Senin, 23 September 2019

Apakah Perempuan Harus Bisa Memasak Sejak Sebelum Menikah?


Ehm, kalau menurutku tidak.

Tapiiiiii, paling tidak, setidak-tidaknya lah, ya, jangan sampai babar blas alias sama sekali tidak tahu tetek bengek soal dapur.

Yah, punya modal pengetahuan eh ini kunyit, garam, gula pasir, ketumbar, kemiri, ini panci, kompor, hahahaha.


Bisa makan bersama dengan keluarga itu nyenengin banget. Apalagi kalau mereka suka dengan masakan yang kita buat.

Tulisan ini berawal dari komentar tetanggaku yang sama-sama punya anak tunggal dan perempuan pula. Posisinya kayak ibuku, sama-sama punya anak tunggal yang sudah berumah tangga tapi masih satu atap.

Beliau main ke rumah saat aku hendak memasak untuk makan siang.

Soto buatanku memang belum seenak buatan ibu.


"Kamu malah bisa masak." Begitu komentarnya saat melihatku membungkus ikan pindang untuk kubuat pepes kemangi.

"Hahahaha. Kalau nggak aku, siapa lagi, Dhe. Kasihan ibu, pulang, capek dari pasar harus masak." Jawabku.

"Iya. Nggak kayak Fatus (anaknya). Masak ora iso (nggak bisa)."

Aku tak menyahut. Mulutku terkunci dan tanganku asyik menusukkan lidi ke daun pisang.

Dalam hatiku, dulu aku sama sekali tidak bisa memasak.

Dari situlah aku punya anggapan, kalau sebelum menikah, perempuan tidak harus bisa memasak. Buktinya adalah aku.

Saat masih lajang, aku benar-benar tak bisa memasak. Semasa kuliah aku hanya bisa memasak mie instan. Karena jarang di rumah, sehari-hari harus berkutat di kampus dan TK (mengajar di TK), kemudian ibuku adalah seorang ibu rumah tangga, yang ada aku hanya jadi tukang makan doang.

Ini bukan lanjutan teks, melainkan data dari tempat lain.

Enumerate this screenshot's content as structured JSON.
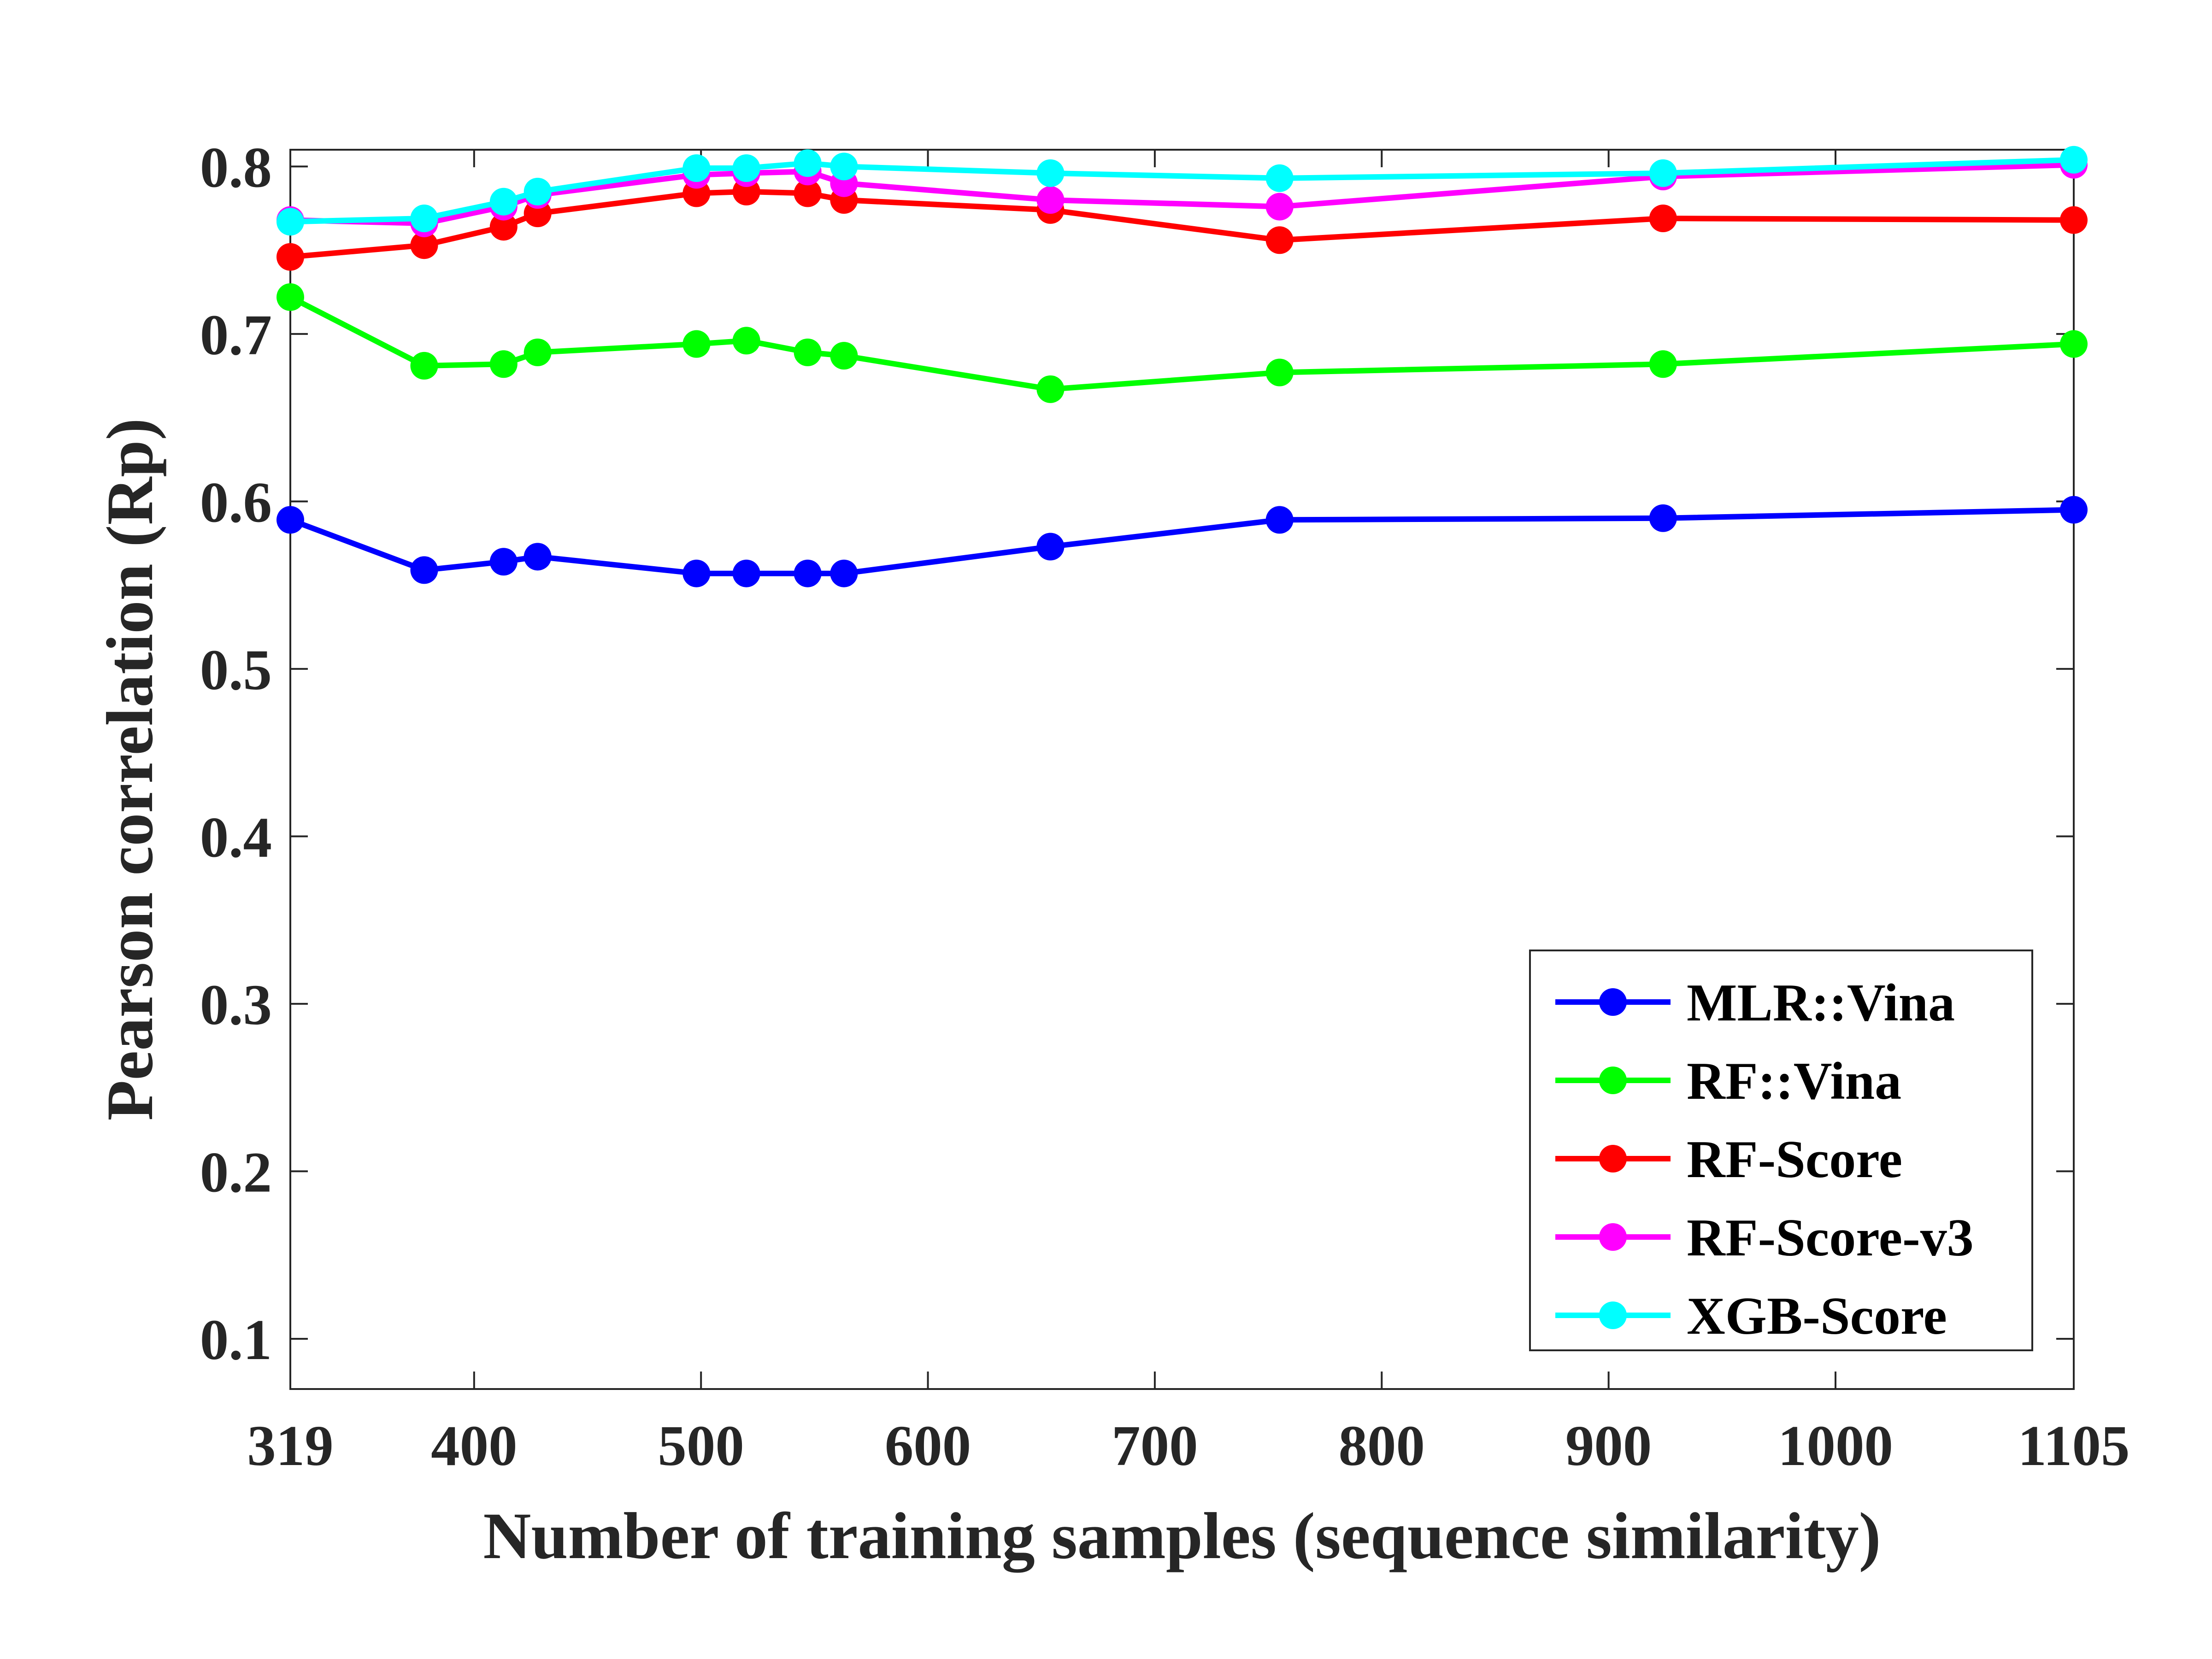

Soal perbumbuan, aku kenal sejak SD. Karena suka main masak-masakan (suka ngambil bahan-bahan dapur ibu) dan aktif di pramuka (karena terpaksa tuntutan nilai). Sudah, karena itu aku tahu mana bedanya ketumbar dan merica, mana kunyit mana kencur.

Lulus kuliah, jeda dua bulan setelah wisuda aku langsung menikah. Mana ada acara kursus memasak. Hahaha. Aku justru heboh mempersiapkan pernikahanku yang serba 'aku' semua. Bikin undangan sendiri, ditambah siang malam berkutat dengan souvenir pernikahan.

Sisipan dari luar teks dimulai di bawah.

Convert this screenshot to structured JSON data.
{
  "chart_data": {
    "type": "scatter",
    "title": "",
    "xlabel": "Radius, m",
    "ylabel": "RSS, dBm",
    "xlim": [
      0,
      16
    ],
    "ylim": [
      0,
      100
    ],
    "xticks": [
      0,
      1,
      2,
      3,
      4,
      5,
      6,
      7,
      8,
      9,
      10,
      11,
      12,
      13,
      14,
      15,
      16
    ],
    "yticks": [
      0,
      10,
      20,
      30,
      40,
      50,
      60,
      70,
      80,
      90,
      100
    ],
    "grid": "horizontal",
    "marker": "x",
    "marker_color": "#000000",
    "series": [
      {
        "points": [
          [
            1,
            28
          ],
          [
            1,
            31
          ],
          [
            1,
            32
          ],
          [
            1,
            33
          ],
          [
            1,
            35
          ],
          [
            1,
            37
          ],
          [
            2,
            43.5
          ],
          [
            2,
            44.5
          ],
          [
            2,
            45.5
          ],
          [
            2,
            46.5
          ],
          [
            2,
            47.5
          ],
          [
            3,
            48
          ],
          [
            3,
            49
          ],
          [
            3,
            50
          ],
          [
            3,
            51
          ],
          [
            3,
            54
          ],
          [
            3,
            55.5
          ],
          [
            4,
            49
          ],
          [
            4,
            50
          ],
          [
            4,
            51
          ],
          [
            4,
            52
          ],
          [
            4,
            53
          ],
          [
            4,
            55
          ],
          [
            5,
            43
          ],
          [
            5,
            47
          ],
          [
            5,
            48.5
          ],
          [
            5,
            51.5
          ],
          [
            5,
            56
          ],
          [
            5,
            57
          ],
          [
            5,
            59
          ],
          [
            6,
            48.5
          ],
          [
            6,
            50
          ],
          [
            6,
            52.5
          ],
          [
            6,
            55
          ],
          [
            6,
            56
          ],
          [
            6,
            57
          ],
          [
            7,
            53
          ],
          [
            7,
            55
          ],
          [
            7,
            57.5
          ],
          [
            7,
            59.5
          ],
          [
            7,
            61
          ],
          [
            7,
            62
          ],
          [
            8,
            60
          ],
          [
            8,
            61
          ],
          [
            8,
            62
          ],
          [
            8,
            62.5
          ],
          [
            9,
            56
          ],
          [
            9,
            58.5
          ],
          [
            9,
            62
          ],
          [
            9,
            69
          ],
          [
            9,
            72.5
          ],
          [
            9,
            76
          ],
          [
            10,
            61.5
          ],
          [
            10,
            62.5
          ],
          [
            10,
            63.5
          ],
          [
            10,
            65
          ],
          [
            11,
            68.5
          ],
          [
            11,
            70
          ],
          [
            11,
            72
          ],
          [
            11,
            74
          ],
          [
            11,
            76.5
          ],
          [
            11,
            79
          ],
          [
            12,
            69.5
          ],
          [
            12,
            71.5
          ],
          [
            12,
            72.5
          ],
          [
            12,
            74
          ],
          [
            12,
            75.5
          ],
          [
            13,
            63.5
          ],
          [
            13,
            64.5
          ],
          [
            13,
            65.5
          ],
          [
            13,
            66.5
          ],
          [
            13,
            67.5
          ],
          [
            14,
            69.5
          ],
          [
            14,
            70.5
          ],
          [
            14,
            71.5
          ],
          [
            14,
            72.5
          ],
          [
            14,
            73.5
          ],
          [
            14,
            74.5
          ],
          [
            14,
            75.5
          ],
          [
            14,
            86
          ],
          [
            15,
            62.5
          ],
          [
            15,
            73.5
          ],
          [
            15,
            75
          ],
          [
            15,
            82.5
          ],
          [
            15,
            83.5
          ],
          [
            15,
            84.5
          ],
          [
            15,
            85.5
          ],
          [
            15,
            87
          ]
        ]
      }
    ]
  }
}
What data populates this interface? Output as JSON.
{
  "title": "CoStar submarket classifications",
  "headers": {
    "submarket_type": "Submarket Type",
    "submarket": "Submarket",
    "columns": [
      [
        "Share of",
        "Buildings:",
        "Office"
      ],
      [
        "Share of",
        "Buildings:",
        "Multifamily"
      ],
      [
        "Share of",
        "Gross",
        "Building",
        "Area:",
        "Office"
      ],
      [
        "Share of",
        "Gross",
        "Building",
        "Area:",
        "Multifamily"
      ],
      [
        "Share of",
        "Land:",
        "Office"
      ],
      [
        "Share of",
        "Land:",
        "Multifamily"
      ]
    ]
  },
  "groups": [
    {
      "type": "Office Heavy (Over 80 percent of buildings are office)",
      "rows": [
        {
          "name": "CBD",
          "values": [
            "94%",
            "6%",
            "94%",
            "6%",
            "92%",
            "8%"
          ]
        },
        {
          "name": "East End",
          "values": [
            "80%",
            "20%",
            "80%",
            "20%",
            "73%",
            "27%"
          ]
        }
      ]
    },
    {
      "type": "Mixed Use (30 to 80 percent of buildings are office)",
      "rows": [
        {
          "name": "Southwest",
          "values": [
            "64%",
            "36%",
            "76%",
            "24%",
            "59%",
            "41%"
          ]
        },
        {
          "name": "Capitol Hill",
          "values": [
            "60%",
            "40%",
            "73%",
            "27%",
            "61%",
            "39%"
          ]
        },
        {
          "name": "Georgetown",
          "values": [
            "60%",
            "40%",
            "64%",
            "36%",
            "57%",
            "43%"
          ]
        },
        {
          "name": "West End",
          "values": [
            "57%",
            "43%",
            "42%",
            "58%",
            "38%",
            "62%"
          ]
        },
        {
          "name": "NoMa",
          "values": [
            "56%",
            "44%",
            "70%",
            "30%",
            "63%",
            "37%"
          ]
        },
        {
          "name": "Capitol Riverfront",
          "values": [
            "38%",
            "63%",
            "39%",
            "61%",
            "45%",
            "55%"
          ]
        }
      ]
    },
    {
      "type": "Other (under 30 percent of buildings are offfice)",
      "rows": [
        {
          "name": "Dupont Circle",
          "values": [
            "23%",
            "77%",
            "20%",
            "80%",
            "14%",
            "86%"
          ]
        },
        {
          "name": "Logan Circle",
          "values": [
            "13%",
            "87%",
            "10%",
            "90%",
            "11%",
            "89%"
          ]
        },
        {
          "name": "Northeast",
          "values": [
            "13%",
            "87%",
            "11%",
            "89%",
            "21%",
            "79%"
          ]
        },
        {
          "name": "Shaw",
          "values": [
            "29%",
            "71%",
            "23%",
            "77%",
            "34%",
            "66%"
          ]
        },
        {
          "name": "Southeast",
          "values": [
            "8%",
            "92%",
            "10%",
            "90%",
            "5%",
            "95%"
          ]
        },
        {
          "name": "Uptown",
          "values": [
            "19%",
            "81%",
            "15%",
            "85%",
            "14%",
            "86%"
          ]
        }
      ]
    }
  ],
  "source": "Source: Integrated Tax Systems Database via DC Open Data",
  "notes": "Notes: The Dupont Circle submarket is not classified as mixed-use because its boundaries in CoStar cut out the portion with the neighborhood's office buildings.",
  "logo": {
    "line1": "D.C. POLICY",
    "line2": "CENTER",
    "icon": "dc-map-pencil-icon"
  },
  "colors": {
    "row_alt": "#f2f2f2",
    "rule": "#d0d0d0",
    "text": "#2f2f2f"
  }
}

Lebaran kemarin aku bikin nastar sendiri. Belajarnya, ya, dari internet.

Sumpah, nggak ada waktu untuk kursus memasak. Toh, tak ada dana untuk itu.

Kini, meskipun tak pandai-pandai banget, aku bisa memasak. Terkhusus makanan kesukaan suami.

Hahaha.

Santai, masakan kesukaan suamiku mudah banget kok buatnya, cukup didihkan air, kasih garam dan gula, kemudian masukkan mentimun. Itu namanya plonco.

Ditemani dengan ikan asin hangat dan sambal terasi, suami sudah hepi dan lahap makanannya.

Masak begitu doang, sudah diganjar pahala sama Allah, pun suami benar-benar merasa diperhatikan. Soalnya menu makanan itu tidak ada yang suka di keluargaku. Kalau bukan aku yang buatin, siapa lagi?

Sampai sini, aku percaya kalau keadaan akan 'memaksa' seseorang mau belajar memasak setelah menikah. Demi siapa? Suami dan nantinya akan ditambah dengan anak.

Masih tentang keadaan, semenjak ibuku jadi ibu pekerja alias ikut ke pasar bapakku, mau tidak mau kalau ibu tidak sempat memasak karena capek, ya, aku yang memasak.

Awalnya, bapakku komplain, jelas, rasa masakanku kalah enak dibandingkan masakan ibuku yang endol markendol. Tapi, mau bagaimana lagi, ibuku terlalu capek.

"Asin, Ka, sambalmu."

"Sayur beningmu kurang garam."

"Rasa gudegmu nggak ngalor nggak ngidul (nggak jelas)."

Dulu, pas awal-awal memasak, komentar-komentar seperti itu sering banget kuterima dari bapak dan ibu. Apakah aku sakit hati? Jelas. Sudah capek-capek masak, malah dipaido, siapa yang tahan?

Lagi-lagi karena keadaan. Kalau aku ngambek nggak mau masak, siapa lagi yang mau masak?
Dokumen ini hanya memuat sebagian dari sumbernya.